I've been in touch with, at last count, eight different people about various parts of the move. In most cases, it seems like the responsibilities are subcontracted downward three or four levels—it seems somewhat unnecessary to me, but then again, I'm not trying to run a nationwide relocation service, either. I suspect it's complicated at the very top of the chain...but I really don't know how complicated, exactly.
One of the many problems with this is that my email and cell phone have been flooded with messages. This caused a problem last night when I discovered that I had not yet confirmed that corporate temporary housing would be available to me upon my arrival in Ye Olde Seattlee.
So, I sent an email to my relocation coordinator. Her response was roughly,
I'll book that when you turn your form in.

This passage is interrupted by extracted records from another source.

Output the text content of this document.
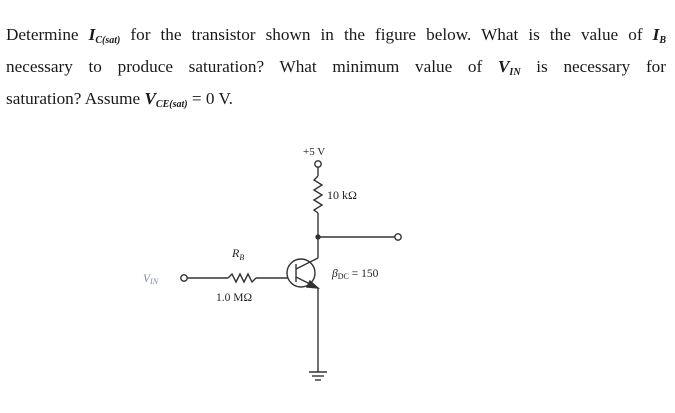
Determine $I_{C(sat)}$ for the transistor shown in the figure below. What is the value of $I_B$
necessary to produce saturation? What minimum value of $V_{IN}$ is necessary for
saturation? Assume $V_{CE(sat)} = 0$ V.
+5 V
10 kΩ
$R_B$
1.0 MΩ
VIN
βDC = 150
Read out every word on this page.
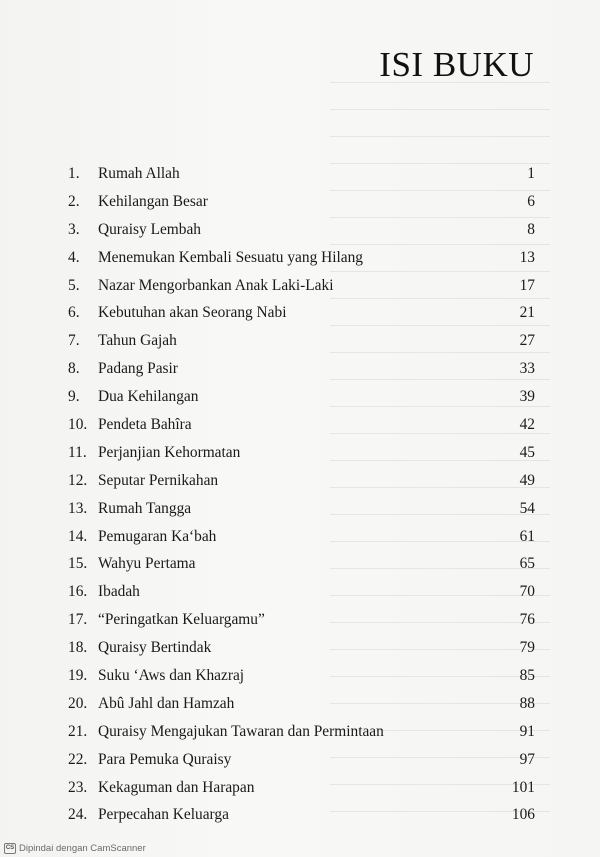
ISI BUKU
1. Rumah Allah	1
2. Kehilangan Besar	6
3. Quraisy Lembah	8
4. Menemukan Kembali Sesuatu yang Hilang	13
5. Nazar Mengorbankan Anak Laki-Laki	17
6. Kebutuhan akan Seorang Nabi	21
7. Tahun Gajah	27
8. Padang Pasir	33
9. Dua Kehilangan	39
10. Pendeta Bahîra	42
11. Perjanjian Kehormatan	45
12. Seputar Pernikahan	49
13. Rumah Tangga	54
14. Pemugaran Ka‘bah	61
15. Wahyu Pertama	65
16. Ibadah	70
17. “Peringatkan Keluargamu”	76
18. Quraisy Bertindak	79
19. Suku ‘Aws dan Khazraj	85
20. Abû Jahl dan Hamzah	88
21. Quraisy Mengajukan Tawaran dan Permintaan	91
22. Para Pemuka Quraisy	97
23. Kekaguman dan Harapan	101
24. Perpecahan Keluarga	106
CS Dipindai dengan CamScanner
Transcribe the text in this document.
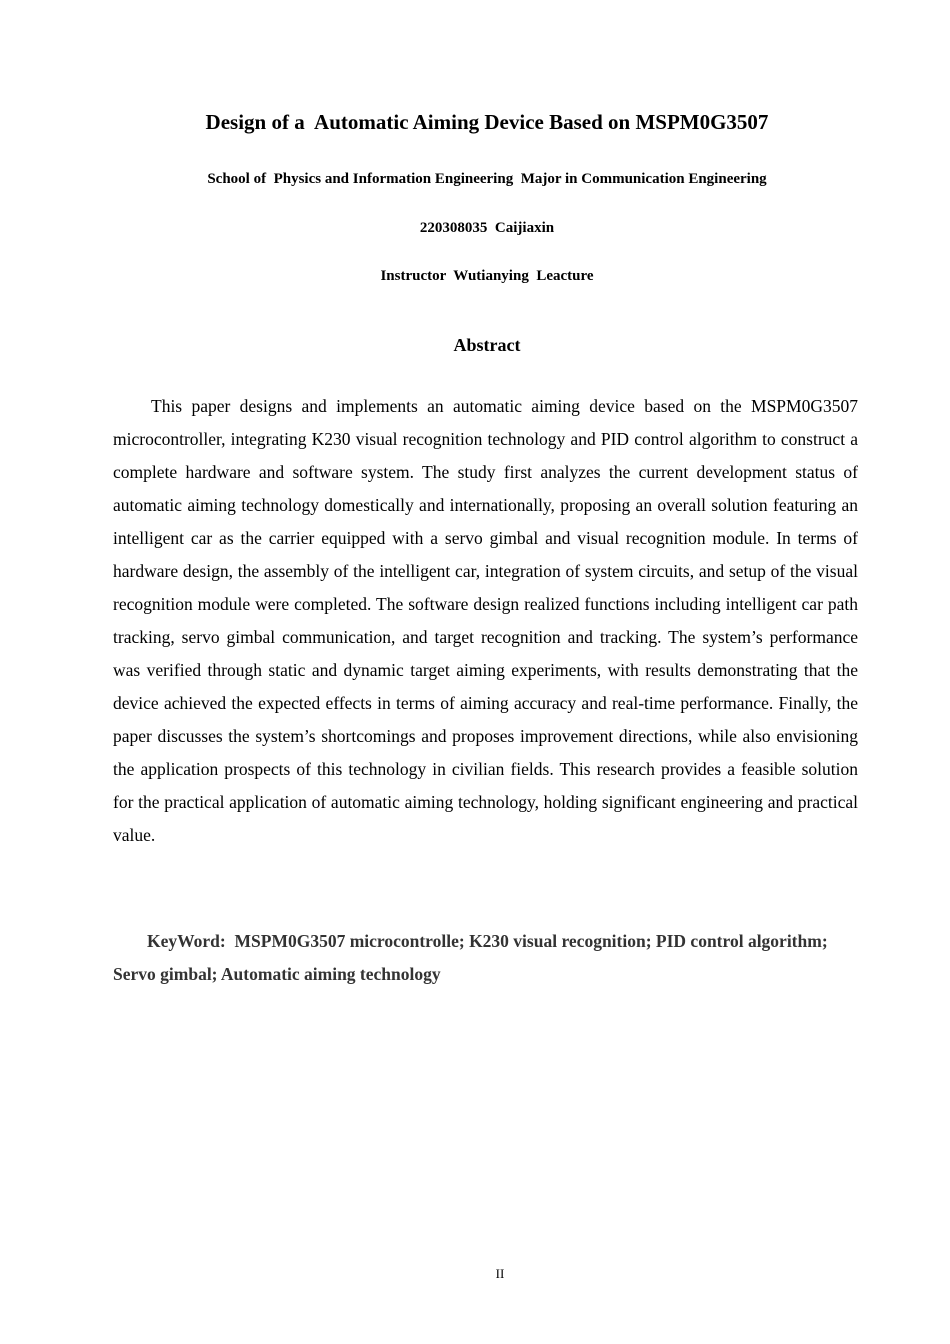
Design of a  Automatic Aiming Device Based on MSPM0G3507
School of  Physics and Information Engineering  Major in Communication Engineering
220308035  Caijiaxin
Instructor  Wutianying  Leacture
Abstract

This paper designs and implements an automatic aiming device based on the MSPM0G3507 microcontroller, integrating K230 visual recognition technology and PID control algorithm to construct a complete hardware and software system. The study first analyzes the current development status of automatic aiming technology domestically and internationally, proposing an overall solution featuring an intelligent car as the carrier equipped with a servo gimbal and visual recognition module. In terms of hardware design, the assembly of the intelligent car, integration of system circuits, and setup of the visual recognition module were completed. The software design realized functions including intelligent car path tracking, servo gimbal communication, and target recognition and tracking. The system’s performance was verified through static and dynamic target aiming experiments, with results demonstrating that the device achieved the expected effects in terms of aiming accuracy and real-time performance. Finally, the paper discusses the system’s shortcomings and proposes improvement directions, while also envisioning the application prospects of this technology in civilian fields. This research provides a feasible solution for the practical application of automatic aiming technology, holding significant engineering and practical value.

KeyWord: MSPM0G3507 microcontrolle; K230 visual recognition; PID control algorithm; Servo gimbal; Automatic aiming technology

II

Sans the attitude, though. I suppose that if I had written it, the message would have been significantly more vitriolic. And probably in one of those voice-of-God things I do.
And lo, Joseph looked upon the valley of the damned and asked, "where is my apartment, Oh Lord?"And the Lord put down his long island iced tea and spoke upon Joseph, "Maybe it's where your housing application is: shoved up your ass."
Anyway.
Digging through my email, I found that—oh shit, I hadn't filled out the form yet. I remember receiving it and thinking it was a recap of another form, sent back to me to make sure it was all correct. Clearly, I don't look over those closely enough either, because it ended up getting filed in the "looked-at-and-confirmed-to-be-correct" file.
Anyway, after sending everything back, I got a response that implied that temporary housing would be available, but that my exact address would not be determined until a few days before I arrived.
OK, then. And, in the future, I may not even file anything prematurely. One can dream. Dream of filing.